To assess prevalence and functional impact of BVH in the US adult population.
Design and Setting
National cross-sectional survey using a national database and corollary validation study.
Adult respondents to the 2008 Balance and Dizziness Supplement to the US National Health Interview Survey (N = 21 782).
Main Outcomes and Measures
Prevalence of BVH, socioeconomic and quality-of-life impact of BVH, and fall risk. Criteria for the survey-based diagnosis of BVH included all of the following: presence of visual blurring with head movement; unsteadiness; difficulty walking in darkness or unsteady surfaces and in a straight path; and symptoms being at least “a big problem” and present for at least 1 year, in the absence of other neurologic conditions or eye pathologic conditions affecting vision.

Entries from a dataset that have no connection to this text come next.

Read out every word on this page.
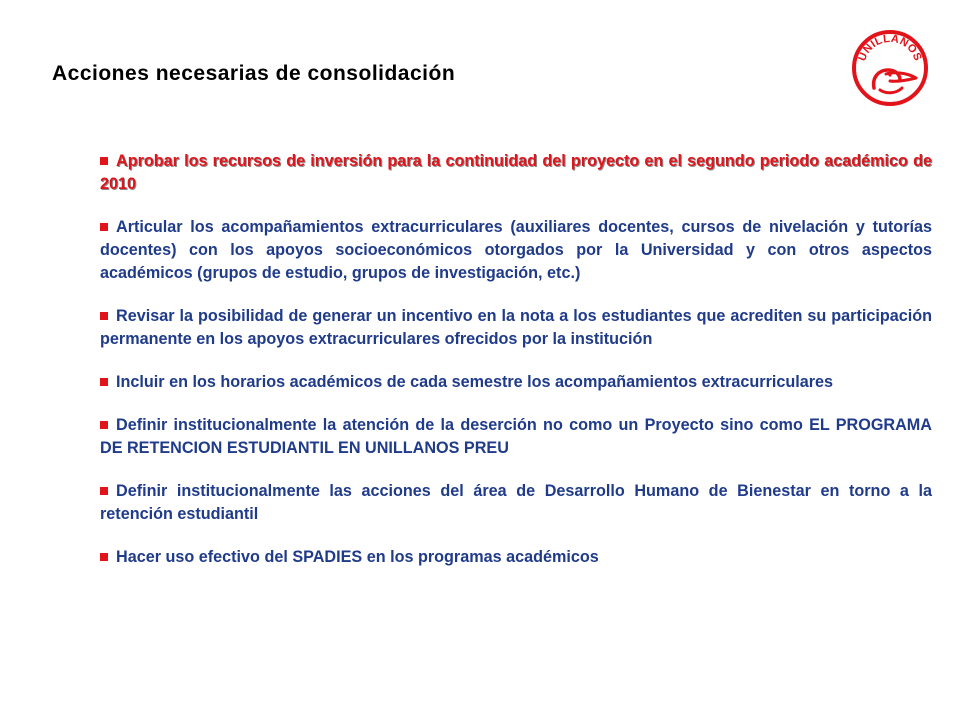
Acciones necesarias de consolidación
UNILLANOS

Aprobar los recursos de inversión para la continuidad del proyecto en el segundo periodo académico de 2010

Articular los acompañamientos extracurriculares (auxiliares docentes, cursos de nivelación y tutorías docentes) con los apoyos socioeconómicos otorgados por la Universidad y con otros aspectos académicos (grupos de estudio, grupos de investigación, etc.)

Revisar la posibilidad de generar un incentivo en la nota a los estudiantes que acrediten su participación permanente en los apoyos extracurriculares ofrecidos por la institución

Incluir en los horarios académicos de cada semestre los acompañamientos extracurriculares

Definir institucionalmente la atención de la deserción no como un Proyecto sino como EL PROGRAMA DE RETENCION ESTUDIANTIL EN UNILLANOS PREU

Definir institucionalmente las acciones del área de Desarrollo Humano de Bienestar en torno a la retención estudiantil

Hacer uso efectivo del SPADIES en los programas académicos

Adjusted national estimates from this survey indicate the prevalence of BVH in 2008 was 28 per 100 000 US adults (64 046 Americans). Of the participants with BVH, 44% reported changing their driving habits because of their symptoms, 56% reported reduced participation in social activities, and 58% reported difficulties with activities of daily living. Respondents with BVH had a 31-fold increase in the odds of falling in multivariate analyses compared with all respondents, with 25% reporting a recent fall-related injury.
Conclusions and Relevance
As estimated by the presence of specific symptoms in a nationally representative survey, BVH has considerable socioeconomic and quality-of-life impacts and significantly increases fall risk. These data support the need for new therapeutic strategies for BVH, including vestibular rehabilitation and implantable vestibular prostheses.